Das Interview ist im „Der Standard“ erschienen:

STANDARD: Ihnen droht ein Mordprozeß im Zusammenhang mit der NS-Euthanasie am Wiener Steinhof, in der neurologischen Kinderfachabteilung Am Spiegelgrund. Wie gehen Sie damit um?

Gross: Ich sehe mich in diesem Zusammenhang nicht für schuldig. Weil das ist, bitteschön, ich kann mich ja an diese Zeit nicht mehr erinnern. Aber jedenfalls war das zu einem Zeitpunkt, wo ich beim Militär war und wo ich nur auf Genesungsurlaub war. Ich war ja lange Zeit im Lazarett. Also ich hab da mein Gehalt bezogen, ich habe drei Kinder schon gehabt. Da hat mich der Anstaltsleiter, der Illing, gebeten, ob ich nicht in dieser Zeit für ihn was machen könnte auf der Abteilung.
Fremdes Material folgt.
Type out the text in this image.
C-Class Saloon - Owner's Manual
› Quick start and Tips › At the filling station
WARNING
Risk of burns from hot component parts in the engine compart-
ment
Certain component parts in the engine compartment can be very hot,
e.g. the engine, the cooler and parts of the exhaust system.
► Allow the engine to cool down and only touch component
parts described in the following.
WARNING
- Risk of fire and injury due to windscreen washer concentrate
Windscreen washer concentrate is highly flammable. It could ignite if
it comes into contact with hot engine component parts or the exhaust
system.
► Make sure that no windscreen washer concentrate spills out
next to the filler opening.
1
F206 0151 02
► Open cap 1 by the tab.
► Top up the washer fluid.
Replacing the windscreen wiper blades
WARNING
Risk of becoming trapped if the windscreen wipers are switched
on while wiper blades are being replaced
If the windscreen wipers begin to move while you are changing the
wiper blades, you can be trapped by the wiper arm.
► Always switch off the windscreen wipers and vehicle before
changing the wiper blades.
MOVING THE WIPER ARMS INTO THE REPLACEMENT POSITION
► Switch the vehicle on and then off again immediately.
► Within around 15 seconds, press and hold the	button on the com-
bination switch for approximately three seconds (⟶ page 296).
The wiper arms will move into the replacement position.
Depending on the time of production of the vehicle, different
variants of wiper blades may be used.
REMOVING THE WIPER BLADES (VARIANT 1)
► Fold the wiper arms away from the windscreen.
Und soweit ich mich erinnere, hat das lediglich umfaßt, die Krankengeschichten zu schreiben. Aber keine Behandlung selbst vorzunehmen. Ich war ja nur kurze Zeit dort. Bin ja dann wieder an die Front gekommen.

STANDARD: Haben Sie für die Krankengeschichten auch Diagnosen gestellt?

Gross: Bitte schön, ich kann mich nicht erinnern.

STANDARD: Wenn Sie behaupten, unschuldig zu sein, wie erklären Sie sich dann, daß Sie jetzt ausgerechnet von jener Ärztin schwer belastet werden, mit der Sie am Spiegelgrund gearbeitet haben?

Gross: Das ist eine eigene Geschichte. Die hat damals gesagt, ich war nix und jetzt sagt sie, ich war was.

STANDARD: Es gibt aber auch Zeugen, die als Kinder am Spiegelgrund waren und Sie ebenfalls schwer belasten.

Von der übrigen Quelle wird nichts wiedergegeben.